Gli altri 7 sensate sono una donna d’affari coreana (l’attrice Doona Bae), un autista congolese (Aml Ameen), una star di telenovela messicana che nasconde di essere gay (Miguel Angel Silvestre), un party boy tedesco (Max Riemelt), una dj islandese (Tuppence Middleton), un poliziotto chicagoano idealista (Brian J. Smith) e una ragazza indiana (Tina Desai) che non è sicura di voler sposare l’uomo ricco e gentile scelto dalla sua famiglia.

Uniti da un’indecifrabile visione comune –Daryl Hannah, un po’ sirena a Manhattan che dà alla luce un bambino in episode 1-, protetti da un guardiano psichico (Naveen Andrews, da Lost) i sensate, iniziano poco a poco a «sentirsi» , l’un l’altro, a parlarsi, i cliché sociali e culturali che incarnano a trasmigrare internamente tra di loro. A Berlino, Wolfgang si sveglia improvvisamente affamato del cibo indiano del banchetto nunziale della sposa di Mumbai. Il pollo che l’autista di Nairobi riceve come pagamento per un viaggio un pullman, svolazza sulla scrivania della businesswoman di Seoul, la cui conoscenza delle arti marziali torna utile quando un altro sensate, nell’emisfero opposto, viene assalito da una gang…E, nell’episodio numero 6, scene di sesso che avvengono in diversi continenti si fondono in un amplesso corale.

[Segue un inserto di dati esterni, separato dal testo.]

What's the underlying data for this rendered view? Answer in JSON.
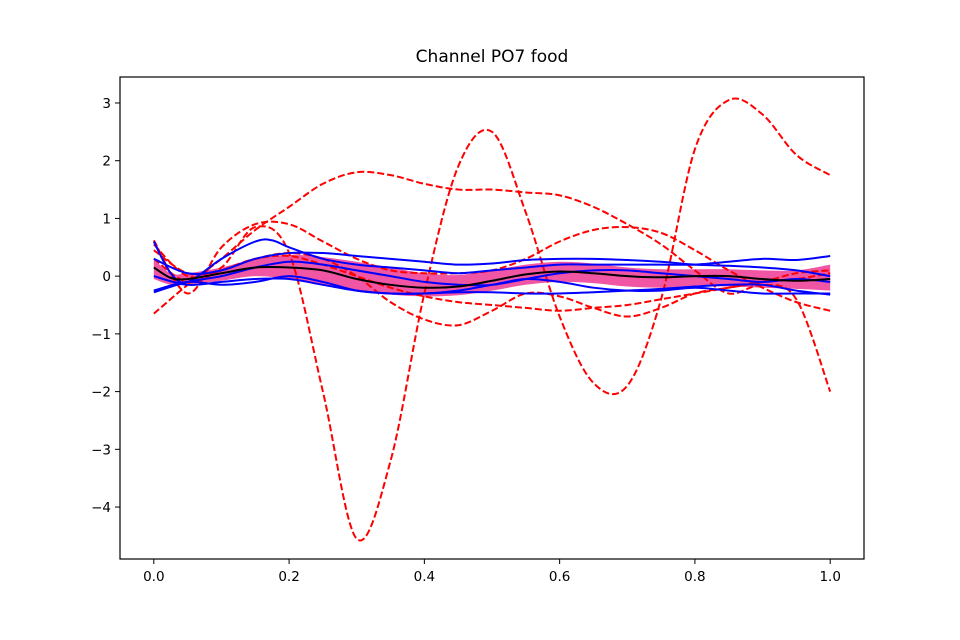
{
  "chart_data": {
    "type": "line",
    "title": "Channel PO7 food",
    "xlabel": "",
    "ylabel": "",
    "xlim": [
      -0.05,
      1.05
    ],
    "ylim": [
      -4.9,
      3.45
    ],
    "xticks": [
      0.0,
      0.2,
      0.4,
      0.6,
      0.8,
      1.0
    ],
    "xtick_labels": [
      "0.0",
      "0.2",
      "0.4",
      "0.6",
      "0.8",
      "1.0"
    ],
    "yticks": [
      3,
      2,
      1,
      0,
      -1,
      -2,
      -3,
      -4
    ],
    "ytick_labels": [
      "3",
      "2",
      "1",
      "0",
      "−1",
      "−2",
      "−3",
      "−4"
    ],
    "grid": false,
    "colors": {
      "outlier": "#ff0000",
      "inlier": "#0000ff",
      "mean": "#000000",
      "band": "#ee4499"
    },
    "band": {
      "x": [
        0,
        0.025,
        0.05,
        0.1,
        0.15,
        0.2,
        0.25,
        0.3,
        0.35,
        0.4,
        0.45,
        0.5,
        0.55,
        0.6,
        0.65,
        0.7,
        0.75,
        0.8,
        0.85,
        0.9,
        0.95,
        1.0
      ],
      "upper": [
        0.3,
        0.05,
        0.05,
        0.15,
        0.3,
        0.37,
        0.33,
        0.25,
        0.15,
        0.05,
        0.02,
        0.1,
        0.2,
        0.25,
        0.22,
        0.15,
        0.12,
        0.12,
        0.12,
        0.1,
        0.1,
        0.2
      ],
      "lower": [
        -0.05,
        -0.15,
        -0.15,
        -0.08,
        0.0,
        -0.05,
        -0.15,
        -0.25,
        -0.32,
        -0.35,
        -0.33,
        -0.25,
        -0.15,
        -0.1,
        -0.12,
        -0.18,
        -0.2,
        -0.18,
        -0.18,
        -0.2,
        -0.22,
        -0.25
      ]
    },
    "series": [
      {
        "style": "outlier",
        "x": [
          0,
          0.05,
          0.1,
          0.15,
          0.2,
          0.25,
          0.3,
          0.35,
          0.4,
          0.45,
          0.5,
          0.55,
          0.6,
          0.65,
          0.7,
          0.75,
          0.8,
          0.85,
          0.9,
          0.95,
          1.0
        ],
        "y": [
          0.55,
          0.0,
          0.15,
          0.85,
          0.4,
          -2.0,
          -4.55,
          -3.2,
          -0.3,
          1.9,
          2.5,
          1.1,
          -0.7,
          -1.85,
          -1.9,
          -0.4,
          2.2,
          3.05,
          2.8,
          2.1,
          1.75
        ]
      },
      {
        "style": "outlier",
        "x": [
          0,
          0.05,
          0.1,
          0.15,
          0.2,
          0.25,
          0.3,
          0.35,
          0.4,
          0.45,
          0.5,
          0.55,
          0.6,
          0.65,
          0.7,
          0.75,
          0.8,
          0.85,
          0.9,
          0.95,
          1.0
        ],
        "y": [
          -0.65,
          -0.15,
          0.3,
          0.8,
          1.2,
          1.6,
          1.8,
          1.75,
          1.6,
          1.5,
          1.5,
          1.45,
          1.4,
          1.2,
          0.9,
          0.55,
          0.1,
          -0.3,
          -0.15,
          -0.4,
          -2.0
        ]
      },
      {
        "style": "outlier",
        "x": [
          0,
          0.05,
          0.1,
          0.15,
          0.2,
          0.25,
          0.3,
          0.35,
          0.4,
          0.45,
          0.5,
          0.55,
          0.6,
          0.65,
          0.7,
          0.75,
          0.8,
          0.85,
          0.9,
          0.95,
          1.0
        ],
        "y": [
          0.62,
          -0.3,
          0.5,
          0.9,
          0.9,
          0.6,
          0.3,
          0.1,
          0.05,
          0.05,
          0.1,
          0.3,
          0.6,
          0.8,
          0.85,
          0.75,
          0.45,
          0.1,
          -0.2,
          -0.45,
          -0.6
        ]
      },
      {
        "style": "outlier",
        "x": [
          0,
          0.05,
          0.1,
          0.15,
          0.2,
          0.25,
          0.3,
          0.35,
          0.4,
          0.45,
          0.5,
          0.55,
          0.6,
          0.65,
          0.7,
          0.75,
          0.8,
          0.85,
          0.9,
          0.95,
          1.0
        ],
        "y": [
          0.45,
          0.05,
          0.1,
          0.3,
          0.4,
          0.3,
          0.0,
          -0.45,
          -0.75,
          -0.85,
          -0.6,
          -0.3,
          -0.35,
          -0.55,
          -0.7,
          -0.55,
          -0.3,
          -0.2,
          -0.1,
          -0.05,
          0.05
        ]
      },
      {
        "style": "outlier",
        "x": [
          0,
          0.05,
          0.1,
          0.15,
          0.2,
          0.25,
          0.3,
          0.35,
          0.4,
          0.45,
          0.5,
          0.55,
          0.6,
          0.65,
          0.7,
          0.75,
          0.8,
          0.85,
          0.9,
          0.95,
          1.0
        ],
        "y": [
          0.3,
          -0.1,
          0.1,
          0.3,
          0.35,
          0.2,
          0.0,
          -0.2,
          -0.35,
          -0.45,
          -0.5,
          -0.55,
          -0.6,
          -0.55,
          -0.5,
          -0.4,
          -0.3,
          -0.2,
          -0.1,
          0.05,
          0.1
        ]
      },
      {
        "style": "inlier",
        "x": [
          0,
          0.025,
          0.05,
          0.1,
          0.15,
          0.175,
          0.2,
          0.25,
          0.3,
          0.35,
          0.4,
          0.45,
          0.5,
          0.55,
          0.6,
          0.65,
          0.7,
          0.75,
          0.8,
          0.85,
          0.9,
          0.95,
          1.0
        ],
        "y": [
          0.6,
          0.05,
          -0.1,
          0.3,
          0.6,
          0.62,
          0.5,
          0.3,
          0.2,
          0.15,
          0.1,
          0.05,
          0.1,
          0.15,
          0.2,
          0.2,
          0.2,
          0.2,
          0.2,
          0.25,
          0.3,
          0.28,
          0.35
        ]
      },
      {
        "style": "inlier",
        "x": [
          0,
          0.05,
          0.1,
          0.15,
          0.2,
          0.25,
          0.3,
          0.35,
          0.4,
          0.45,
          0.5,
          0.55,
          0.6,
          0.65,
          0.7,
          0.75,
          0.8,
          0.85,
          0.9,
          0.95,
          1.0
        ],
        "y": [
          0.3,
          0.05,
          0.1,
          0.3,
          0.4,
          0.4,
          0.35,
          0.3,
          0.25,
          0.2,
          0.22,
          0.28,
          0.3,
          0.3,
          0.28,
          0.25,
          0.2,
          0.18,
          0.15,
          0.1,
          0.0
        ]
      },
      {
        "style": "inlier",
        "x": [
          0,
          0.05,
          0.1,
          0.15,
          0.2,
          0.25,
          0.3,
          0.35,
          0.4,
          0.45,
          0.5,
          0.55,
          0.6,
          0.65,
          0.7,
          0.75,
          0.8,
          0.85,
          0.9,
          0.95,
          1.0
        ],
        "y": [
          -0.25,
          -0.1,
          -0.15,
          -0.1,
          0.0,
          -0.1,
          -0.25,
          -0.3,
          -0.3,
          -0.25,
          -0.15,
          -0.05,
          -0.1,
          -0.2,
          -0.25,
          -0.25,
          -0.2,
          -0.25,
          -0.3,
          -0.3,
          -0.3
        ]
      },
      {
        "style": "inlier",
        "x": [
          0,
          0.05,
          0.1,
          0.15,
          0.2,
          0.25,
          0.3,
          0.35,
          0.4,
          0.45,
          0.5,
          0.55,
          0.6,
          0.65,
          0.7,
          0.75,
          0.8,
          0.85,
          0.9,
          0.95,
          1.0
        ],
        "y": [
          0.0,
          -0.15,
          -0.1,
          -0.05,
          -0.05,
          -0.15,
          -0.25,
          -0.3,
          -0.3,
          -0.28,
          -0.28,
          -0.3,
          -0.3,
          -0.28,
          -0.25,
          -0.22,
          -0.18,
          -0.15,
          -0.15,
          -0.25,
          -0.32
        ]
      },
      {
        "style": "inlier",
        "x": [
          0,
          0.05,
          0.1,
          0.15,
          0.2,
          0.25,
          0.3,
          0.35,
          0.4,
          0.45,
          0.5,
          0.55,
          0.6,
          0.65,
          0.7,
          0.75,
          0.8,
          0.85,
          0.9,
          0.95,
          1.0
        ],
        "y": [
          -0.28,
          -0.1,
          0.0,
          0.15,
          0.25,
          0.2,
          0.1,
          0.0,
          -0.1,
          -0.15,
          -0.15,
          -0.05,
          0.05,
          0.1,
          0.1,
          0.05,
          0.0,
          -0.05,
          -0.1,
          -0.05,
          -0.1
        ]
      },
      {
        "style": "mean",
        "x": [
          0,
          0.025,
          0.05,
          0.1,
          0.15,
          0.2,
          0.25,
          0.3,
          0.35,
          0.4,
          0.45,
          0.5,
          0.55,
          0.6,
          0.65,
          0.7,
          0.75,
          0.8,
          0.85,
          0.9,
          0.95,
          1.0
        ],
        "y": [
          0.15,
          -0.03,
          -0.05,
          0.05,
          0.15,
          0.15,
          0.1,
          -0.05,
          -0.15,
          -0.2,
          -0.18,
          -0.08,
          0.03,
          0.08,
          0.05,
          0.0,
          -0.02,
          0.0,
          0.0,
          -0.05,
          -0.08,
          -0.05
        ]
      }
    ]
  }
}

I Wachowski non si danno regole, e non le danno allo spettatore, il che significa che ci vuole un po’ ad abituarsi alla spontaneità del flusso. Ma, quando dopo qualche puntata, si inizia a conoscere i personaggi, seguire l’intarsio multiplo di identità abbandonandosi a questa versione molto sui generis di un cliffhanger, diventa più facile e appassionante. Come già in Cloud Atlas, i Wachowski investono infatti molto sui personaggi. Poco a poco veniamo a conoscenza delle loro storie.E abbiamo voglia di seguirle, nel loro ipnotico, spericolato, equilibrio di unicità individuali e tutt’uno.

A un equilibrio del genere forse pensava anche Alejandro Inarritu in Babylon, ma l’esperienza immersiva, sensuale, «calda» e generosa di Sense8 è l’opposto del freddo, accondiscendente, film del regista di Birdman.